The goal is to bring them together under one brand in NHS.uk, which NHS England is working to evolve from being the home of the NHS Choices’ platform for health information to a “trusted front door” for citizens to access NHS services.
As an example, she mentions the European Health Insurance Card, which allows anyone who is insured by or covered by the statutory social security scheme of an EEA country to receive medical treatment.
The card is free for UK citizens, but some people can end up paying £50 if they search online and find a private company offering the service, says Bryant.
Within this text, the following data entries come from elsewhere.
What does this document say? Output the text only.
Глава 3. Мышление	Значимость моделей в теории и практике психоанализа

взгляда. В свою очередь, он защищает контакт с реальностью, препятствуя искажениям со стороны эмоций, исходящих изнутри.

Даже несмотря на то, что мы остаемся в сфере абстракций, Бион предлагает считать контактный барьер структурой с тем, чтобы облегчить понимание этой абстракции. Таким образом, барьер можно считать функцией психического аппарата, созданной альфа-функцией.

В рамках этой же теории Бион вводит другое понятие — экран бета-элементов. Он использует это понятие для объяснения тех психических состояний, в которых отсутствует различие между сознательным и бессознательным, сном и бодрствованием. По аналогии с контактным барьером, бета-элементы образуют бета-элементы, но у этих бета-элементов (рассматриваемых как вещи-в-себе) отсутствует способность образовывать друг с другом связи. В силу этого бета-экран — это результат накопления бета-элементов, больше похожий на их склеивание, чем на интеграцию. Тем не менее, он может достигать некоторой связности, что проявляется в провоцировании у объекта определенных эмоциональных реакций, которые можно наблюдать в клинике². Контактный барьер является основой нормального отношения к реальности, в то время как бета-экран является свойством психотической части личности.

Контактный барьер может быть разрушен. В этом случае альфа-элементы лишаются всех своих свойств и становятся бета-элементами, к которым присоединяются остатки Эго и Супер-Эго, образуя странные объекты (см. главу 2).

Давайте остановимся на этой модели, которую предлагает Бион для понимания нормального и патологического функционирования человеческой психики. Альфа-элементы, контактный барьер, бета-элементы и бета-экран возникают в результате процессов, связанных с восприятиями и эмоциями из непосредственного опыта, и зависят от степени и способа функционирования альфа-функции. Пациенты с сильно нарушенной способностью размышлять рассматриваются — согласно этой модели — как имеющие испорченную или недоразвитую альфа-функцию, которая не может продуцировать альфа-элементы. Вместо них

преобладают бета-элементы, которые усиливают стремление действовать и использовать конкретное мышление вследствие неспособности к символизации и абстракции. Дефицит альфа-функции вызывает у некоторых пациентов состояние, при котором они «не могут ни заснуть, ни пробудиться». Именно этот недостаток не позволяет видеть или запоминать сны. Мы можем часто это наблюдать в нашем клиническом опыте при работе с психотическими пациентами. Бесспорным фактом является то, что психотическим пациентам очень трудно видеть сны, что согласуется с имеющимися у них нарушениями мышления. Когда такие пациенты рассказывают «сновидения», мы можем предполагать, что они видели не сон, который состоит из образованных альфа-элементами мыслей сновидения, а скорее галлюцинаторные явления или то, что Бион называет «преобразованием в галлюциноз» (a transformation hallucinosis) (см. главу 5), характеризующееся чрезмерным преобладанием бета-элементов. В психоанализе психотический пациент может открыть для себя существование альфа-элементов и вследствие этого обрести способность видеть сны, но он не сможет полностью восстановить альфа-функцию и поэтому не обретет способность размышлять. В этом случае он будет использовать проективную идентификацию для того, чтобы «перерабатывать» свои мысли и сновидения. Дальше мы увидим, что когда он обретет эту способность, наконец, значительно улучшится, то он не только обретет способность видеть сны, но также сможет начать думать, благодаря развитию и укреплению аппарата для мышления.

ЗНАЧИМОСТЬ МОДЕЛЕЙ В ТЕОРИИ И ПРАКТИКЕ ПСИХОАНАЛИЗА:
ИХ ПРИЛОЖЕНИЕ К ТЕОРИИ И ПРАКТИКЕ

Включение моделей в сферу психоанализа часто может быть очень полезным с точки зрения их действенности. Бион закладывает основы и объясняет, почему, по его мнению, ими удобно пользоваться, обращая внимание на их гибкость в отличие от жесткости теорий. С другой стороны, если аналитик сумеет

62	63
By bringing EHIC registration onto the NHS.uk platform, citizens will have access to the service on a site they trust in a way that is easy to understand. “People can trust it, and we can all get an EHIC without paying £50.”
Bryant says the team has set a date of 2018 for the new NHS.uk to feel “fully functioning”, while they will be “dripping through functionality and services on a gradual basis” from now on.
Work is already progressing on an online version of NHS 111 and there are plans to launch a library of medical apps on NHS.uk that have been clinically and technically assessed by April next year.
Bryant is aware that the use of apps and other digital tools won’t be everyone’s idea of healthcare. “I think people get frightened if they think we’re trying to push everyone down this route. The reality is some people won’t do it, and some people won’t need to do it. But people with long term conditions who increasingly have a condition that affects their everyday lifestyle; we think this can become a way.”
Building relationships
As the digital agenda marches on, the relationship between what ‘the centre’ is doing and what local providers are doing is crucial. “We’ve worked really hard to build relationships, because in the past [they weren’t there],” she says. “There’s a sense that we are getting something of that right; and when we are not getting that right people are telling us.
“That’s a good thing; it shows the relationship is strong enough for them to feel they can be open about it.” For Bryant, the priorities for the centre are clear: “We are here to incentivise, promote, gather evidence, show case studies, and show people how to do it.” After that, it’s for local organisations to develop something that works for their community.
“Ultimately, we think patients and public are going to start to demand this from the NHS. The more we can get local organisations equipped, understanding it, and offering it the better.”
If that message isn’t strong enough, and the ambition to finally get electronic patient records in place, to have interoperable systems, and to share information with clinicians and patients remain ambitions, Bryant says: “We will have missed a huge trick.”
“It will be perpetually frustrating both our clinicians and our patients, who have to constantly repeat information as they move from care setting to care setting,” she says.
Worse, the NHS will continue to rely on paper and fax machines. Bryant has become well known for her planned “bonfire of the faxes” – something she is hoping to plan for 2020. “5 November might be good,” she laughs. “Maybe we can have it at EHI Live that year!”